Tarif Baru Berbasis Isu Kerja Paksa
Rencananya, tarif baru ini akan dikenakan sebesar 10%-12,5%, menggantikan tarif sementara 10% yang akan segera berakhir. Langkah ini menandai kembalinya penggunaan tarif sebagai alat tekanan ekonomi terhadap para mitra dagang AS, yang berpotensi memicu reaksi balasan dan ketegangan perdagangan global yang lebih tinggi.

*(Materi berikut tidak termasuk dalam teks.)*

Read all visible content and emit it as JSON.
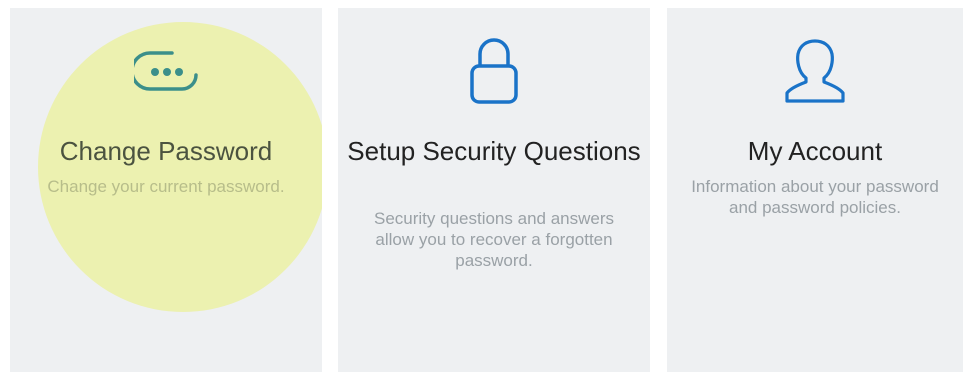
{
  "cards": [
    {
      "icon": "password-dots-icon",
      "title": "Change Password",
      "description": "Change your current password.",
      "highlighted": true,
      "highlight_color": "#ecf0a6",
      "icon_color": "#3b8f8a"
    },
    {
      "icon": "lock-icon",
      "title": "Setup Security Questions",
      "description": "Security questions and answers allow you to recover a forgotten password.",
      "icon_color": "#1a73c8"
    },
    {
      "icon": "user-icon",
      "title": "My Account",
      "description": "Information about your password and password policies.",
      "icon_color": "#1a73c8"
    }
  ],
  "colors": {
    "card_background": "#eef0f2",
    "title_text": "#222222",
    "description_text": "#9aa1a6"
  }
}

Greer menjelaskan bahwa kebijakan ini mencakup sebagian besar perdagangan AS dengan negara-negara lain yang dianggap telah gagal menangani isu kerja paksa. Negara seperti Kanada, Uni Eropa, Meksiko, Taiwan, dan Inggris berisiko dikenai tarif 10%, sementara lebih dari 40 negara ekonomi utama lainnya, termasuk China, India, dan Jepang, bisa menghadapi tarif 12,5%.
Kanada dan Brasil Juga dalam Antrian
Di samping itu, AS juga akan memberlakukan tarif 25% terhadap berbagai produk asal Brasil, dengan alasan praktik perdagangan yang dianggap tidak adil. Tarif ini diperkirakan akan mulai berlaku secepatnya dan berpotensi menjadi isu politik penting di Brasil menjelang pemilihan presiden.
Sementara itu, Kanada kian tertekan dengan rencana tarif 50% dari AS yang muncul dalam pembahasan ulang Perjanjian AS-Meksiko-Kanada (USMCA). Canada dan AS belum mencapai kesepakatan, dan langkah ini diyakini sebagai upaya AS untuk memperkuat posisinya dalam negosiasi. Tidak hanya itu, tarif AS juga berdampak pada ekspor Brasil, diperkirakan mencapai lebih dari US$ 11 miliar.